The Chamber, presented on Tuesday 24th September to the Oireachtas Committee on Budgetary Oversight, urged the Government to commit to raising the lifetime cap on qualifying gain for Entrepreneur Relief from €1m to €15m to send a strong signal that Ireland intends to compete with the UK ahead of Brexit.
By prioritising this move in the upcoming budget it will encourage greater ambition and scaling by our entrepreneurs, the Chamber told the Committee.
Speaking at to Committee, Dublin Chamber CEO Mary Rose Burke said: “It is time for a step-change in terms of what the Government is doing to encourage and support indigenous enterprise and entrepreneurs. Irish entrepreneurs have had to look on enviously over the past decade as the UK has rolled out the red carpet for burgeoning business, with consistent tweaks and improvements to their tax regime. Ireland has been too slow to react, resulting in our nearest neighbour – and biggest competitor – being allowed to steal a march.
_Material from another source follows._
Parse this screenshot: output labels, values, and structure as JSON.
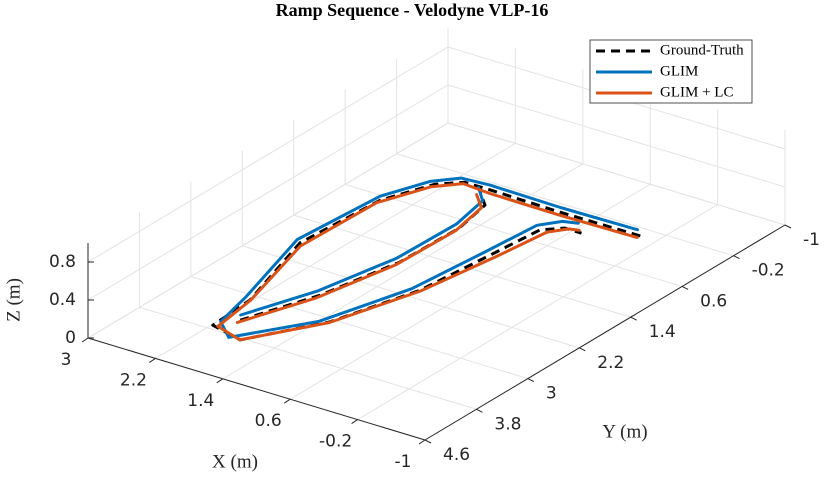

With Brexit on the horizon, it is vital that we react and fight back.”
Ms Burke said: “Budget 2020 needs to bring changes to our Capital Gains Tax regime. Currently, Ireland’s Capital Gains Tax rate is the third highest in Europe. We know we have a problem when the same tax is paid on passive investments in large blue chip multinationals as is paid on high-risk Irish startups. This is not only inequitable; it effectively incentivises investment in larger foreign firms over investment in Irish SMEs.
“Long-term we want the Government to move towards a 20% rate of Capital Gains Tax for all unlisted trading firms, a move which the UK has already taken with its own SME base in mind. Dublin Chamber is conscious of the potential significant exchequer implications of such a move in the short-term, which is why we have also outlined a number of targeted measures that could be introduced this year,” said Ms Burke.
Dublin Chamber has also called on the Government to outmatch the UK on Capital Gains Tax Entrepreneur Relief. “Ireland’s offering at present is starkly uncompetitive, imposing a lifetime cap of €1 million, as opposed to £10 million in the UK. By raising the lifetime cap on qualifying gains to €15 million we will send a strong signal that Ireland intends to sharpen its competitive edge in the face of Brexit,” said Ms Burke.
“We have also proposed changes to the R&D Tax Credit, the taxation of entrepreneurs’ dividends, and the key Employee Engagement Programme. This budget, the last before the UK’s exit from the EU, offers an opportunity for Ireland to demonstrate serious intent about business competitiveness versus the UK.”